I agree with you in the sense that people should spend time however they see fit. If they want to spend a ton of money and time on Eve, that's great. But in another sense, I have played Eve and know what a horrible game it is. I think for a lot of people it is more of an addiction then something fun. I imagine people ripped off by this scheme...many will quit and wonder why they spent so much of their life on something that ended so poorly when they could have played games designed to be fun (instead of addictive) or forged real life friendships.
Support a great indie game: http://www.abaddon360.com
Too bad I didn't spend enough money on her and I lost my last gf.

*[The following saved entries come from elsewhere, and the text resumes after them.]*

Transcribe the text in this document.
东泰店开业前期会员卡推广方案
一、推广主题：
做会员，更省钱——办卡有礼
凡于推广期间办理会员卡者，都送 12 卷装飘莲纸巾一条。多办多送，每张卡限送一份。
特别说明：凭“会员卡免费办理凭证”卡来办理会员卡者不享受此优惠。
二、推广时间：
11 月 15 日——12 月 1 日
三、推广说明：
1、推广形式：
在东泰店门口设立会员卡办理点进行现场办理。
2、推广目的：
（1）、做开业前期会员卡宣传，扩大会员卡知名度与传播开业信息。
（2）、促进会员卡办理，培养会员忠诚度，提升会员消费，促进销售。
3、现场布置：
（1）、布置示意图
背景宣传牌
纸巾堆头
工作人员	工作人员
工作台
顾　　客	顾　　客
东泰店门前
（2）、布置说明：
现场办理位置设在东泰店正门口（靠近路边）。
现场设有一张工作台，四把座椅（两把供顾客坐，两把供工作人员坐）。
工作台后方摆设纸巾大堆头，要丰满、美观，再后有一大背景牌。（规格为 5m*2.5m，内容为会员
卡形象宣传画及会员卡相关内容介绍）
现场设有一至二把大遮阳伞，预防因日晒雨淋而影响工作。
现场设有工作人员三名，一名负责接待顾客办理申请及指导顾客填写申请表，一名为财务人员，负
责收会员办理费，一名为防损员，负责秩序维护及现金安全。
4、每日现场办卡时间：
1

How many times must I remind you people? Hookers only continue rendering services if you keep paying them... Sheesh
Cool post bro, highfive \o
Please bear in mind that your $15 a month pays for server maintenance and the development of additional content which is provided to you at no charge. If I had the choice between paying WoW with low ping and regular content updates, versus getting it for free with shitty server reliability and content I can exhaust in a month, I'll take the pay option. As long as the product has a good quality to price ratio, I have no problem supporting it monthly.
:-)
Also, the bit about the virtual goods you can't keep if you stop playing isn't completely true. I have acquired many items in WoW that I would be saddened to lose access to, if only for posterity's sake. I fully intend to 'export' my character(s) from WoW once Blizzard announces the imminent EOL of their servers, and set up my own private server. Then I can just fire it up and log in to remember the good ol' days whenever I wish. No money required.
Cool post bro, highfive \o
In the GP's defense, knowledge isn't tangible either. Though it is an arguably more productive outcome than many other choices for spending one's time.